Providence, Virtue, and History in John Chrysostom and the Stoics

Visiting scholar from Notre Dame University (Indiana), Robert Edwards, will deliver a public lecture on John Chrysostom at Macquarie University (Sydney) in late April 2020. In anticipation of the lecture, Edwards offers a foretaste below. 

Scholars have often claimed that John Chrysostom’s moral teaching is, if not Stoic, at least stoicizing. This claim especially applies to Chrysostom’s teaching on what is in our power (to eph’Ä“min) vs. what is not—that is, the relationship that human choice and action have to externals. For Chrysostom as for the Stoics (so the argument goes) externals are indifferent (ta adiaphora), and only virtue can be spoken of, properly, as good (to kalon, to agathon). The evidence which is typically brought forward to support such a claim is Chrysostom’s use of something approximating a dictum of Chrysippus, the “second founder” of the Stoic school: “no one can be harmed unless he harms himself.” Chrysostom even has a whole treatise named after it (his penultimate work): Quod nemo laeditur nisi a seipso. Virtue is the only good. 
To put aside for a moment that this is not actually an accurate picture of Chrysostom’s ethics, such a comparison raises questions about the comparative enterprise itself. For a philosophy like Stoicism, which prides itself on the coherence of its physics, logic, and ethics, is it fair to compare just one part of the system—ethics—a single part of a different school’s system? Can we really say that Chrysostom adopts Stoic “ethics” without it having any impact on his “physics” (i.e. theology)? Or, if his theology remains Christian, and not Stoic, then can his ethics actually be called Stoic?
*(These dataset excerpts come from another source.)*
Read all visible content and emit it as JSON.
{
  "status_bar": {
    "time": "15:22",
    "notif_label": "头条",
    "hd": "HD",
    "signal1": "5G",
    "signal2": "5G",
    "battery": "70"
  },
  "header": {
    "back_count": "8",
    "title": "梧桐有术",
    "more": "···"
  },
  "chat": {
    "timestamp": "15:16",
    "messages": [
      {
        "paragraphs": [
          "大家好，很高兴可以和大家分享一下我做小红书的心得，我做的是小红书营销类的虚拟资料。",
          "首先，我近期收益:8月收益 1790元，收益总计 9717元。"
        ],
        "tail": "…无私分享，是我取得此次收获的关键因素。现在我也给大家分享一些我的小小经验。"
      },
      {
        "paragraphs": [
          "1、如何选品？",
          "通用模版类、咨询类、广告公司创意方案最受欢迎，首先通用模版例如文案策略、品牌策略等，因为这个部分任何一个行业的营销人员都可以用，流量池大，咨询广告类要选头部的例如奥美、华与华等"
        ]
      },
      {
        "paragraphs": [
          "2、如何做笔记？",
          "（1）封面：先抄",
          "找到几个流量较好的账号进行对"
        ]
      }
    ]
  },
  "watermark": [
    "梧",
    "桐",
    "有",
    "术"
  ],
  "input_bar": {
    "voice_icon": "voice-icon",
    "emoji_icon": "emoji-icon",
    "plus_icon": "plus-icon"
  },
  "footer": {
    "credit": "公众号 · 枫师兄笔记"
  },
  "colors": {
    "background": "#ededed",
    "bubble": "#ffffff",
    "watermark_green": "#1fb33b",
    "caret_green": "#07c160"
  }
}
If we really want to appreciate the relationship between Stoic and Christian teachings on “externals” (what is not up to us), then we must turn to the doctrine which is, for both the Stoics and for Chrysostom, the domain of externals: providence (pronoia, providentia). While providence is involved in a number of important ancient philosophical discussions, such as the problem of fate and human freedom, I am instead concerned with investigating how God acts in relation to human beings—that is, what bearing divine activity has on human life and action. In other words, are externals, governed as they are by God’s providence, good or indifferent? For Stoics, although it is called good, providence is not concerned with individual externals (i.e. individual events or circumstances), but only the order of the cosmos as a whole. Providence is good, in a Stoic scheme, because it provides human beings with reason and freedom to choose the good (virtue). For Chrysostom, on the other hand, individual externals are good, not indifferent. Therefore the good refers not only, nor even primarily, to virtue, but to salvation and eschatological reward—both of which come from without, and which are given by providence in particular historical circumstances. These major differences in conceptions of providence have real implications for ethics. So, even if Chrysostom’s moral teaching can appear similar to that of the Stoics—and can even share the above dictum of Chrysippus—their approach to the value of externals and their judgment about virtue are actually at odds with one another.
Most often Chrysostom speaks about the distinction between God’s providence and what is up to us by interpreting biblical narratives. Through scripture’s divinely inspired narrations of past events he discovers the truth about how these philosophical questions have actually worked themselves out: have externals proved to be good or indifferent to past righteous persons? Is God’s providence responsible for individual events or not? In the light of external events, how should human beings act? In sacred histories, the otherwise abstract doctrine of providence comes up against concrete human action and experience. Among Stoic writers, Seneca also finds answers to these philosophical questions in history. However, he finds the truth of things in the exemplary histories of Roman maiores, and other sages. He also finds a different version of providence in these narratives than Chrysostom does in his scriptural stories.
For both of these figures, the narratives they employ prove can tell us much about their doctrines of providence and therefore also their moral teaching. However, these narratives do more work for Chrysostom than they do for Seneca. While for Seneca these serve as convenient historical examples, they are not rooted in a divinely inspired text. On the other hand, Chrysostom’s understanding of providence—the goodness of externals, the ordering of providence towards eschatological and miraculous salvation—is actually formed by his attention to biblical histories. In the end, this is why Chrysostom’s understanding of providence differs so radically from that of the Stoics.